MAHLER: Das Lied von der Erde – Kathleen Ferrier, mezzo/ Set Svanholm, tenor/ NY Philharmonic/ Bruno Walter – Pristine Audio

by | Nov 5, 2016 | Classical Reissue Reviews

Andrew Rose revives Kathleen Ferrier’s American debut, in her first Bruno Walter-led “Symphony of Songs” by GUSTAV MAHLER.

MAHLER: Das Lied von der Erde – Kathleen Ferrier, mezzo-soprano/ Set Svanholm, tenor/ New York Philharmonic/ Bruno Walter – Pristine Audio PACO 137, 58:20 (mono) [avail in var. formats from www.pristineclassical.com] ****:

In this, Andrew Rose’s restoration of 18 January 1948 performance of Gustav Mahler’s Das Lied von der Erde at Carnegie Hall under Bruno Walter, the great Kathleen Ferrier (1912-1953) made her American debut. The tenor solo has Set Svanholm (1904-1964), the Swedish operatic talent who had assumed much of the repertory that was dominated by Lauritz Melchior. Recorded history now has four interpretations of this mighty score with Bruno Walter, who gave the world premiere 20 November 1911. The performance here at Carnegie Hall possesses a decisive urgency, occasionally making Svanholm enter ahead of the beat.  What we crave always and forever remain Ferrier’s vocal timbre and lyrical stamina, which appear to gain strength and fervor as this evening’s rendition evolves. The music well-combines the contradictions in Mahler’s character: his cosmopolitanism and complete orchestral mastery and security, even as the otherwise distant, detached nature of the poetry becomes emblazoned in passionate, often hysterical reaction to the transience of life.
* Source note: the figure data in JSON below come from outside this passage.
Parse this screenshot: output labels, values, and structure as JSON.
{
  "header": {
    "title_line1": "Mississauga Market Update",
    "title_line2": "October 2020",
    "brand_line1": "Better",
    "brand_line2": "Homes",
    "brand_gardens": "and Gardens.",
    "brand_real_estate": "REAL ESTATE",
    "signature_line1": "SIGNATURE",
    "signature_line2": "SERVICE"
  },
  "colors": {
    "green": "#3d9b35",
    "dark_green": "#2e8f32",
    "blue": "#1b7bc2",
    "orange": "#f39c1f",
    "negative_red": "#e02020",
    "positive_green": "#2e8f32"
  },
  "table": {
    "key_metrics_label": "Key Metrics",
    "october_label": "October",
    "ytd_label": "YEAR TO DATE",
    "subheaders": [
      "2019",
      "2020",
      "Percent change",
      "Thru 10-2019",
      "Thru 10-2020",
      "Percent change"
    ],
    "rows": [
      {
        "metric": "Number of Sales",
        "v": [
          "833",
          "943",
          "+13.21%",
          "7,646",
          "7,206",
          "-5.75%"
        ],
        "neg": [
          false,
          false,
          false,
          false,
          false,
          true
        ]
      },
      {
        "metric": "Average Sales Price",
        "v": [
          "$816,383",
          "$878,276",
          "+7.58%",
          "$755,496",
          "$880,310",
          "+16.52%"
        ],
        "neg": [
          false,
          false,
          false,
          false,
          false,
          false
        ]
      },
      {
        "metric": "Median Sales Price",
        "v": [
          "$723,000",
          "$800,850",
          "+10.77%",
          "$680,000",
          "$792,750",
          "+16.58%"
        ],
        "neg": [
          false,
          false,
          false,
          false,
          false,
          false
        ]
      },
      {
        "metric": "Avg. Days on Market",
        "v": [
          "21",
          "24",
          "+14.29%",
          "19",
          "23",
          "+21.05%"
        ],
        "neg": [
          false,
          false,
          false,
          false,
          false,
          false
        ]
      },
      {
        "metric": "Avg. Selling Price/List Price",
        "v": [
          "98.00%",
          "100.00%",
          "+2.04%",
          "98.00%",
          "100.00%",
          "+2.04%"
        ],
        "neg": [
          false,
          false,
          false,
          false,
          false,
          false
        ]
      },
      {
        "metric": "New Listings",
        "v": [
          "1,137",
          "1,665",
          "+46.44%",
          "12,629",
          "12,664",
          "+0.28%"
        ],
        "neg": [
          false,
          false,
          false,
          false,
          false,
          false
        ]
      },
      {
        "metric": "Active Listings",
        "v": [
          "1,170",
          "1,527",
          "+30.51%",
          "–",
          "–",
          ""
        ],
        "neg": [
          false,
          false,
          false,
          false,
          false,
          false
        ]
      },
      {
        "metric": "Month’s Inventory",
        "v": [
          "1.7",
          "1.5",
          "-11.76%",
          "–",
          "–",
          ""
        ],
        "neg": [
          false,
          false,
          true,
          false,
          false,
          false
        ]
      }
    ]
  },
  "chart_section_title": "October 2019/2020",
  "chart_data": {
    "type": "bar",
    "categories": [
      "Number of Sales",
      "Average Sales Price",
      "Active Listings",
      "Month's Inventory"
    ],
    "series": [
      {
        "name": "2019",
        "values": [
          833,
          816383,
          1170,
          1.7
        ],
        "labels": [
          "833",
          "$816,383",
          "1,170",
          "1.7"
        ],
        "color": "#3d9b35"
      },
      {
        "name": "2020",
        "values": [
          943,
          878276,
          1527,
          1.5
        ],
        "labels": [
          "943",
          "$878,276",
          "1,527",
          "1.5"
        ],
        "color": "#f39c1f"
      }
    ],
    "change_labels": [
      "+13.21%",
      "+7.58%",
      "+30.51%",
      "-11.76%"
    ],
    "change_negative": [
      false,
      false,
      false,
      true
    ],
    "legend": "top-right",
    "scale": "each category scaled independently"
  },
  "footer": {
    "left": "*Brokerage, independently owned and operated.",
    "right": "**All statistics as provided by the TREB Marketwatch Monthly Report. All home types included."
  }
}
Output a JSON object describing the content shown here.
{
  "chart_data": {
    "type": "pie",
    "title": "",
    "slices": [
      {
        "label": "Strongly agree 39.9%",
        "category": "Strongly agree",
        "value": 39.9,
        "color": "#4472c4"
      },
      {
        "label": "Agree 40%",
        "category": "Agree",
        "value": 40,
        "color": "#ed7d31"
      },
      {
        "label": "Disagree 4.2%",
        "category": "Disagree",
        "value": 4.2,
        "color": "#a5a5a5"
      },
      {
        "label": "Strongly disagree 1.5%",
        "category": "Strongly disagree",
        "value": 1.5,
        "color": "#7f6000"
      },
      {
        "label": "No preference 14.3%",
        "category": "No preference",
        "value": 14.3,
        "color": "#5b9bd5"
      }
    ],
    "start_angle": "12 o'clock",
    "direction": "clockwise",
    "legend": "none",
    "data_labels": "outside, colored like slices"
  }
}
Mahler opens with an anguished first movement, a brutal variation-form, drinking song inspired by wine, which has Svanholm intone Li-T’ai-po’s “Dark is life; dark is death” each time at a higher pitch, even as the orchestra breaks into convulsions.  Ferrier appears in her husky, resonant voice in Chang Tsi’s “The Lonely Man is Autumn,” in bleak tones from muted violins and oboe, made more lachrymose by Ferrier’s passionate plea to the sun, “Will you ever shine again?” Three intermezzi follow, all by Li-T’ai-po: “Of Youth,” “Of Beauty,” and “The Drunkard in Spring.” Svanholm lacks the absolute freshness Wunderlich brings to “Von der Jugend” under Klemperer, but the affect is still ironically pure. Ferrier casts an erotic spell over “Von der Schoenheit,” which pictures ardent girls in a kind of wistful gallop. Svanholm returns with a drunkard – accompanied by violin – trying to appreciate Spring and its promise of rebirth, but his sense of mortality reverts to the wine flask. Der Abschied proffers a sustained, massive farewell to life, based on the work of two complementary poets, Mong Kao-Jen and Wang Wei.  Violins, oboe, low cellos, clarinet, horns, mandolins and flute dominate the color commentary of this extended paean to life, in which Ferrier carries us through nine major variants of two songs, and she shines in the moment celebrating the rising moon. By the end, only the repeated Ewig (“forever”) has any ‘enduring’ sound in our hearts, a token of the music, the philosophical sentiment, and the quality of Ferrier’s contribution to this melancholy masterpiece.